Pre-draft measurables
| Height | Weight | Arm length | Hand span | Wingspan | 40-yard dash | 10-yard split | 20-yard split | 20-yard shuttle | Three-cone drill | Vertical jump | Broad jump | Bench press |
| 6 ft 1+3⁄8 in (1.86 m) | 188 lb (85 kg) | 30+1⁄2 in (0.77 m) | 9+7⁄8 in (0.25 m) | 6 ft 2 in (1.88 m) | 4.52 s | 1.58 s | 2.60 s | 4.35 s | 6.90 s | 34.5 in (0.88 m) | 10 ft 1 in (3.07 m) | 11 reps |
All values from Pro Day

=== Los Angeles Chargers ===
After not being selected in the 2024 NFL draft, Walton signed with the Los Angeles Chargers as an undrafted free agent. He was waived by the team on August 27.

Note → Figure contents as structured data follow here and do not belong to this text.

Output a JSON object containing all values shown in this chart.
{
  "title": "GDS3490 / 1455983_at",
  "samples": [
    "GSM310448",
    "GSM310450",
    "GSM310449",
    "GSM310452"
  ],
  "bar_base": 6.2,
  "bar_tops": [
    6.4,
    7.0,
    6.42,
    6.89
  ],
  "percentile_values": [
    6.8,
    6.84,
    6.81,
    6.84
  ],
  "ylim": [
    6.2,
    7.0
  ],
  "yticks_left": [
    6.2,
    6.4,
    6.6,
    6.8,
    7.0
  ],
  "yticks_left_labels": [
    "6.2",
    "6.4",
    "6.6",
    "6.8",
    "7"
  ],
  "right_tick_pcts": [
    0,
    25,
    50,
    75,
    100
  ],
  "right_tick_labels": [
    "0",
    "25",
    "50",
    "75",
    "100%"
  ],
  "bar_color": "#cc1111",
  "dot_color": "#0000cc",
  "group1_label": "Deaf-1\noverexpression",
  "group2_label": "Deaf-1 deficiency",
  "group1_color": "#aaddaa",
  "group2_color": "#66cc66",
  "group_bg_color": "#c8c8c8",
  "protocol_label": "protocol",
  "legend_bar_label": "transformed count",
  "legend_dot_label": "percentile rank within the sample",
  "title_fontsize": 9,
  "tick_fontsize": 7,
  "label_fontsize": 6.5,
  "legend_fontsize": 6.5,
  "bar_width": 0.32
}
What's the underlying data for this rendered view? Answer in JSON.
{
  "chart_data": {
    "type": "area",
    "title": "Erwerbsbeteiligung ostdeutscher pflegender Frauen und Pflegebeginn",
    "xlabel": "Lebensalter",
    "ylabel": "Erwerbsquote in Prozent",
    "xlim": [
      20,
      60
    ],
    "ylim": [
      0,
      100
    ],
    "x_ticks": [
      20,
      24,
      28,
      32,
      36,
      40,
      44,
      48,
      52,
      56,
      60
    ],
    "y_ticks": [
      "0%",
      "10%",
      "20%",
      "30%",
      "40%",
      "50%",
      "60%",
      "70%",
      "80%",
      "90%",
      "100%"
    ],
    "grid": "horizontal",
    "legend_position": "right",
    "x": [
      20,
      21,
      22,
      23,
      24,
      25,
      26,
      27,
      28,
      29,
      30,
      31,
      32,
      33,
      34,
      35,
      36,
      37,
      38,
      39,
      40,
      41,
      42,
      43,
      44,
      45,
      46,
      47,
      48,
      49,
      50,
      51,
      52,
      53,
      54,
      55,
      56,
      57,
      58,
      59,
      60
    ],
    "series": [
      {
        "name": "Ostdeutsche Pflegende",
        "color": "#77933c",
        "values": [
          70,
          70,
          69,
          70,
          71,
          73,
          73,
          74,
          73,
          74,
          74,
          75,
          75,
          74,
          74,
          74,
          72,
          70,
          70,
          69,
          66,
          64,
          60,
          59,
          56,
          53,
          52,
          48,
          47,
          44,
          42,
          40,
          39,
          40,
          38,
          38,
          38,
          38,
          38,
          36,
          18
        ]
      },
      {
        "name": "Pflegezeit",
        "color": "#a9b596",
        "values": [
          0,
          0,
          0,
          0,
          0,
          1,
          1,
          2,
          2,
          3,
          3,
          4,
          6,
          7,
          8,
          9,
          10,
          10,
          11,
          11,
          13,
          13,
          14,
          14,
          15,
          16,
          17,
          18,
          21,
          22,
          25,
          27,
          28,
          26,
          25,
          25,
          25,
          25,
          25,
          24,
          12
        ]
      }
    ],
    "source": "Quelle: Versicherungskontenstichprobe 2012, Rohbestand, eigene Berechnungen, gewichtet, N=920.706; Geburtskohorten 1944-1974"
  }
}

=== Hamilton Tiger-Cats ===
On January 30, 2025, the Hamilton Tiger-Cats signed Walton. On June 1, he was placed on the practice roster ahead of the 2025 season. He made his CFL debut on August 16, starting at boundary cornerback against the Saskatchewan Roughriders, where he recorded three tackles. He played in two regular season games where he had seven defensive tackles.